In der schwarz-gelben Koalition bahnt sich ein Machtkampf um die Steuersenkungen an. Während am Samstag der FDP-Vorsitzende, Wirtschaftsminister Philipp Rösler, und CSU-Chef Horst Seehofer Steuersenkungspläne bekräftigten, blockte Bundesfinanzminister Wolfgang Schäuble (CDU) die Diskussion mit dem Hinweis ab, er sehe derzeit keine größeren Spielräume für Steuererleichterungen.
Koalition streitet über Steuersenkungen
Berlin (dapd). In der schwarz-gelben Koalition bahnt sich ein Machtkampf um die Steuersenkungen an. Während am Samstag der FDP-Vorsitzende, Wirtschaftsminister Philipp Rösler, und CSU-Chef Horst Seehofer Steuersenkungspläne bekräftigten, blockte Bundesfinanzminister Wolfgang Schäuble (CDU) die Diskussion mit dem Hinweis ab, er sehe derzeit keine größeren Spielräume für Steuererleichterungen. Auch die Bankenbranche nannte die Debatte verfrüht.
Schäuble sagte der "Bild am Sonntag", er sei "etwas unglücklich" über die öffentliche Debatte, die den Eindruck erwecke, "wir hätten große Spielräume für Steuersenkungen". Diese gebe es jedoch nicht, da man in der Koalition verabredet habe, dass die "Haushaltskonsolidierung Vorrang" habe.
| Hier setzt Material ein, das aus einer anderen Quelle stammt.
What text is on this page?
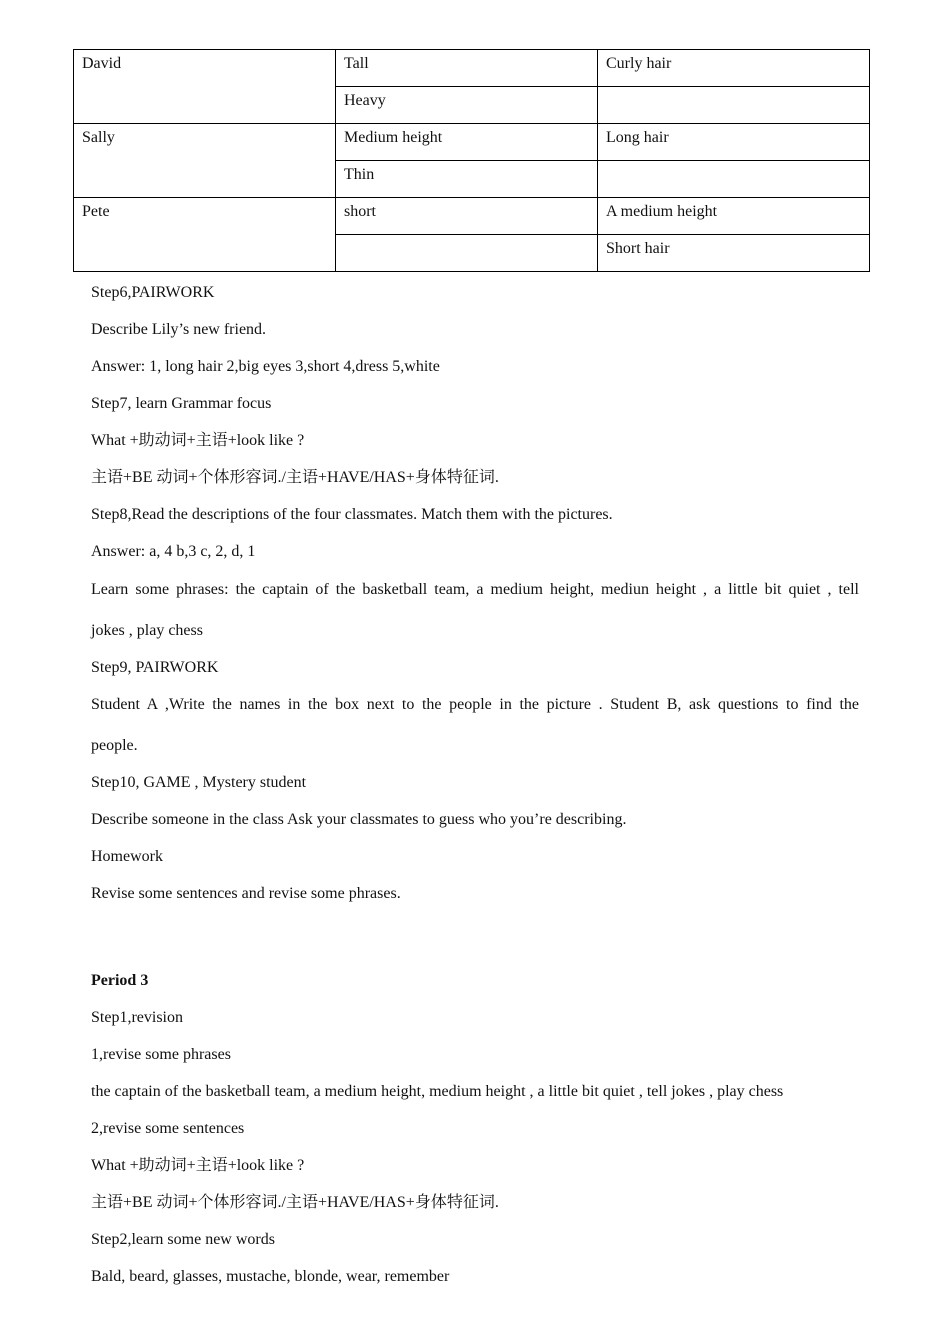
David	Tall	Curly hair
	Heavy	
Sally	Medium height	Long hair
	Thin	
Pete	short	A medium height
		Short hair
Step6,PAIRWORK
Describe Lily’s new friend.
Answer: 1, long hair 2,big eyes 3,short 4,dress 5,white
Step7, learn Grammar focus
What +助动词+主语+look like ?
主语+BE 动词+个体形容词./主语+HAVE/HAS+身体特征词.
Step8,Read the descriptions of the four classmates. Match them with the pictures.
Answer: a, 4 b,3 c, 2, d, 1
Learn some phrases: the captain of the basketball team, a medium height, mediun height , a little bit quiet , tell
jokes , play chess
Step9, PAIRWORK
Student A ,Write the names in the box next to the people in the picture . Student B, ask questions to find the
people.
Step10, GAME , Mystery student
Describe someone in the class Ask your classmates to guess who you’re describing.
Homework
Revise some sentences and revise some phrases.
Period 3
Step1,revision
1,revise some phrases
the captain of the basketball team, a medium height, medium height , a little bit quiet , tell jokes , play chess
2,revise some sentences
What +助动词+主语+look like ?
主语+BE 动词+个体形容词./主语+HAVE/HAS+身体特征词.
Step2,learn some new words
Bald, beard, glasses, mustache, blonde, wear, remember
Er wies daraufhin, dass man von dem Ziel, die Neuverschuldung des Bundeshaushalts bis 2016 auf 0,35 Prozent zu begrenzen, "noch weit entfernt" sei. Auch stünden beispielsweise mit der Energiewende voraussichtlich Mehrausgaben an.
Steuersenkungen in Milliardenhöhe hält Schäuble für unrealistisch und warnte seine Kollegen: "Ich rate uns allen, keine Debatten zu führen, die große Erwartungen wecken und hinterher zu großen Enttäuschungen führen." Er sehe derzeit auch keine zwingende Notwendigkeit für Steuersenkungen. Die Steuerbelastung liege in Deutschland unter dem Durchschnitt der anderen Industriestaaten. Auch dem Vorschlag nach einer vorzeitigen Abschaffung des Solidaritätszuschlags erteilte Schäuble eine Absage.
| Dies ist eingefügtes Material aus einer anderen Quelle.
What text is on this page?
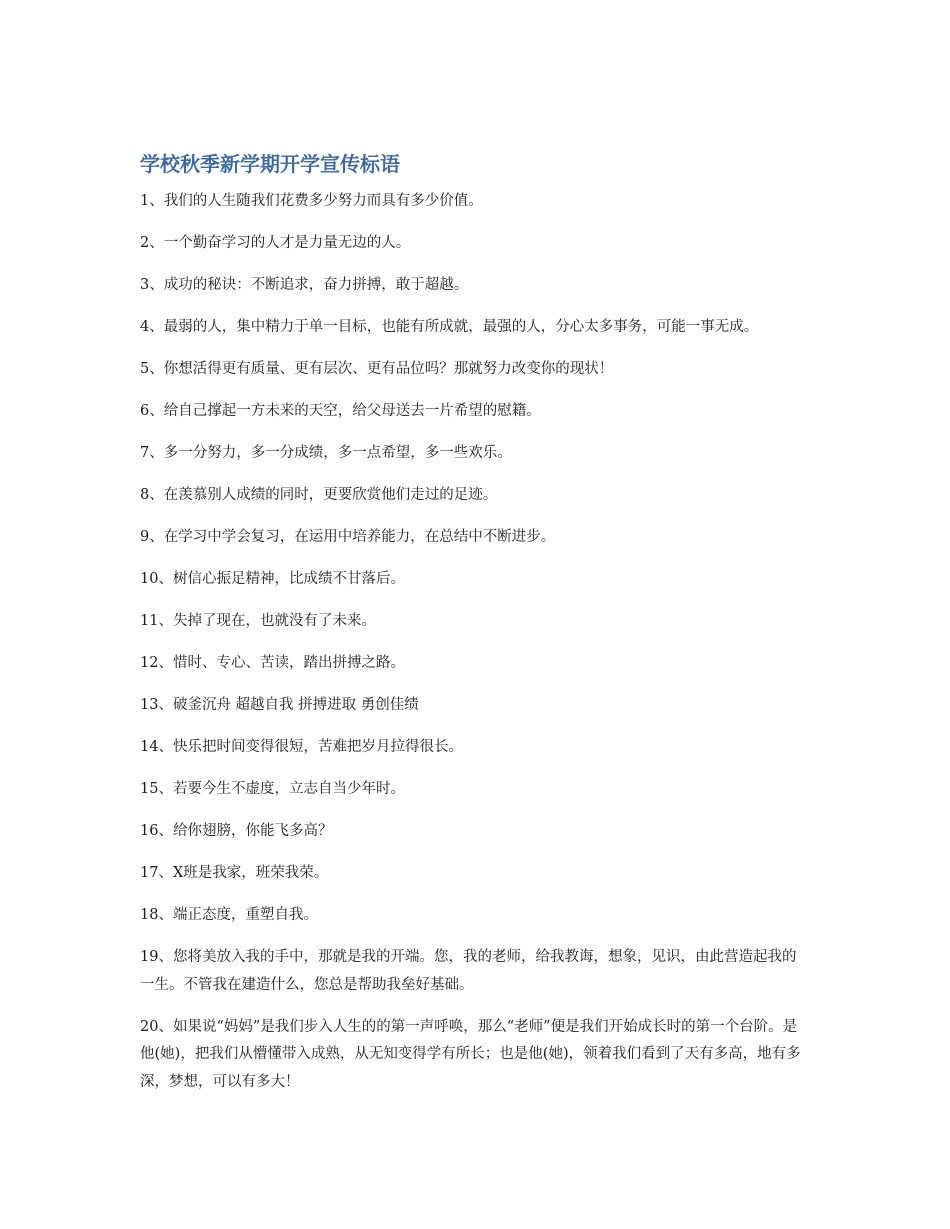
学校秋季新学期开学宣传标语

1、我们的人生随我们花费多少努力而具有多少价值。

2、一个勤奋学习的人才是力量无边的人。

3、成功的秘诀：不断追求，奋力拼搏，敢于超越。

4、最弱的人，集中精力于单一目标，也能有所成就，最强的人，分心太多事务，可能一事无成。

5、你想活得更有质量、更有层次、更有品位吗？那就努力改变你的现状！

6、给自己撑起一方未来的天空，给父母送去一片希望的慰籍。

7、多一分努力，多一分成绩，多一点希望，多一些欢乐。

8、在羡慕别人成绩的同时，更要欣赏他们走过的足迹。

9、在学习中学会复习，在运用中培养能力，在总结中不断进步。

10、树信心振足精神，比成绩不甘落后。

11、失掉了现在，也就没有了未来。

12、惜时、专心、苦读，踏出拼搏之路。

13、破釜沉舟 超越自我 拼搏进取 勇创佳绩

14、快乐把时间变得很短，苦难把岁月拉得很长。

15、若要今生不虚度，立志自当少年时。

16、给你翅膀，你能飞多高？

17、X班是我家，班荣我荣。

18、端正态度，重塑自我。

19、您将美放入我的手中，那就是我的开端。您，我的老师，给我教诲，想象，见识，由此营造起我的一生。不管我在建造什么，您总是帮助我垒好基础。

20、如果说“妈妈”是我们步入人生的的第一声呼唤，那么“老师”便是我们开始成长时的第一个台阶。是他(她)，把我们从懵懂带入成熟，从无知变得学有所长；也是他(她)，领着我们看到了天有多高，地有多深，梦想，可以有多大！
FDP und CSU für Entlastungen
Rösler setzte im "Hamburger Abendblatt" dagegen, die Wachstumszahlen und Steuereinnahmen seien hervorragend, man dürfe "den richtigen Zeitpunkt für Entlastungen nicht verpassen". Gerade die Steuerzahler, "die uns den Aufschwung ermöglicht haben, müssen jetzt davon auch profitieren". Rösler erläuterte, die Koalition sei sich einig und arbeite daran, "dass die kalte Progression bei der Einkommensteuer noch in dieser Wahlperiode abgemildert wird". Über das Volumen werde entschieden, sobald die Rahmenbedingungen bekannt seien. Das Verhältnis von Schäuble und Rösler gilt als zerrüttet, nachdem Schäuble Details eines Vier-Augen-Gesprächs öffentlich gemacht hatte.
Der bayerische Ministerpräsident Seehofer sagte dem "Focus", es werde weitere Steuersenkungen "noch in dieser Legislaturperiode geben, aber in Einklang mit der Wirtschaftslage und ohne die Haushaltskonsolidierung zu gefährden".
Kritik von der SPD
SPD-Fraktionsvize Joachim Poß kritisierte das "heillose Durcheinander" in der Koalition. Rösler entpuppe sich mit seinem Steuersenkungsversprechen "immer mehr als Minikopie" des Ex-FDP-Chefs Guido Westerwelle. "Finanzminister Schäuble hält dagegen - im Übrigen mit guten Argumenten - das Portemonnaie geschlossen", sagte Poß.
Banken wollen erst die Schulden senken
Der Hauptgeschäftsführer des Bundesverbandes deutscher Banken, Michael Kemmer, hält die Debatte ebenfalls für verfrüht. Die öffentlichen Haushalte gäben auch im kommenden Jahr mehr Geld aus, als sie einnähmen. Es gehe jetzt vorrangig darum, den Schuldenstand von derzeit mehr als 80 Prozent des Bruttoinlandprodukts wieder unter die 60-Prozent-Marke zu drücken.
Auch der Deutsche Städte- und Gemeindebund lehnt eine voreilige Steuerentlastung ab. Die Finanzlage der Kommunen sei nach wie vor dramatisch, sagte Hauptgeschäftsführer Gerd Landsberg der "Rheinpfalz am Sonntag".